Die Handlung dreht sich um zwei Männer, die sich im Schwarzwald zu einer Wanderung verabreden. Dass sie ein Schicksal verbindet, weiß zu Anfang nur einer von ihnen. Der andere bekommt im Lauf des Wandertags eine Ahnung, dass seine vor zwanzig Jahren begangene Untat vielleicht nicht verborgen geblieben ist.

Den Anfang des 2. Kapitels habe ich vor einiger Zeit hier schon vorgestellt.

Die Lesung wird am Freitag, dem 18. Oktober, hier in der Kratzbürste stattfinden, um 20 Uhr.


Hier der Text der Einladung, die ich verschickt habe:

Liebe Freunde aus dem Kratzbürsten-Kinokreis,

wie im letzten Jahr werde ich auch in diesem Herbst eine Lesung aus meinem aktuellen literarischen Projekt veranstalten. Termin ist Freitag, der 18. Oktober um 20 Uhr im Kratzbürsten-Kino.

Dieses Mal lese ich aus einem Roman, der aus der Thematik des letztjährigen Essays über "das Böse" erwachsen ist.
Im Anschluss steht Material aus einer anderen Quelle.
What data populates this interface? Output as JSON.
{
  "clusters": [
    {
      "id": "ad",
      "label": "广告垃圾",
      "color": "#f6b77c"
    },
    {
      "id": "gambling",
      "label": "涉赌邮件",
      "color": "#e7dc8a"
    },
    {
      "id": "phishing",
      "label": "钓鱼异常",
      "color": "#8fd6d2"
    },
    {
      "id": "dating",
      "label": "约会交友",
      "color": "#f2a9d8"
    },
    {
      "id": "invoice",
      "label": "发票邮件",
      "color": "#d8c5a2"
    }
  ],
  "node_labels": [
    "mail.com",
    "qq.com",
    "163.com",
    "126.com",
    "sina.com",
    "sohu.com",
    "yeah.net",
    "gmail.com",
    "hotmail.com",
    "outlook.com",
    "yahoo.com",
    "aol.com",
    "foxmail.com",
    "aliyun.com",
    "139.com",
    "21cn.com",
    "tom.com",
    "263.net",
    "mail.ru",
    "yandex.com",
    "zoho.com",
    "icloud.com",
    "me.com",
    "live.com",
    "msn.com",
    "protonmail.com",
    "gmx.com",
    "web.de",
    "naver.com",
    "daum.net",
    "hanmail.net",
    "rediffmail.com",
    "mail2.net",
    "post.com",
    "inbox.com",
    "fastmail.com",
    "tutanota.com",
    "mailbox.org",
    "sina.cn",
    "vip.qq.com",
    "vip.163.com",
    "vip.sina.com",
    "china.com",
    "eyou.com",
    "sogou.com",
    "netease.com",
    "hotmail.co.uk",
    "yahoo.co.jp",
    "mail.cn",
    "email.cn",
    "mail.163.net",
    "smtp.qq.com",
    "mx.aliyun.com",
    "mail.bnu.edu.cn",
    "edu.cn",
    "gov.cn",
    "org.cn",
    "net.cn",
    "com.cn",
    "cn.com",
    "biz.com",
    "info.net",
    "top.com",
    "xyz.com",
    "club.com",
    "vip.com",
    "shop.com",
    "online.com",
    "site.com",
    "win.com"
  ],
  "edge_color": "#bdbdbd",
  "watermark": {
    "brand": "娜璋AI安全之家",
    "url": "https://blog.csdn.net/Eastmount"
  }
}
Es geht mir bei der Lesung weniger darum, eine komplette Handlung zu erzählen (zumal der Roman erst zu ca. zwei Dritteln fertig ist), sondern mehr, meinen Schreibstil vorzustellen, der teilweise auch experimentelle Züge trägt (keine Angst!)

Die Handlung dreht sich um zwei Personen, von denen einer eine Riesendummheit begeht, indem er auf einen Unfall noch ein Verbrechen draufsetzt, und der andere, der indirekt davon betroffen ist, sich in einen Hass hineinsteigert, aus dem er mit Hilfe eines Klosteraufenthalts wieder herausfindet.

Mehr dazu am Abend der Lesung. Über Euer zahlreiches Kommen würde ich mich sehr freuen.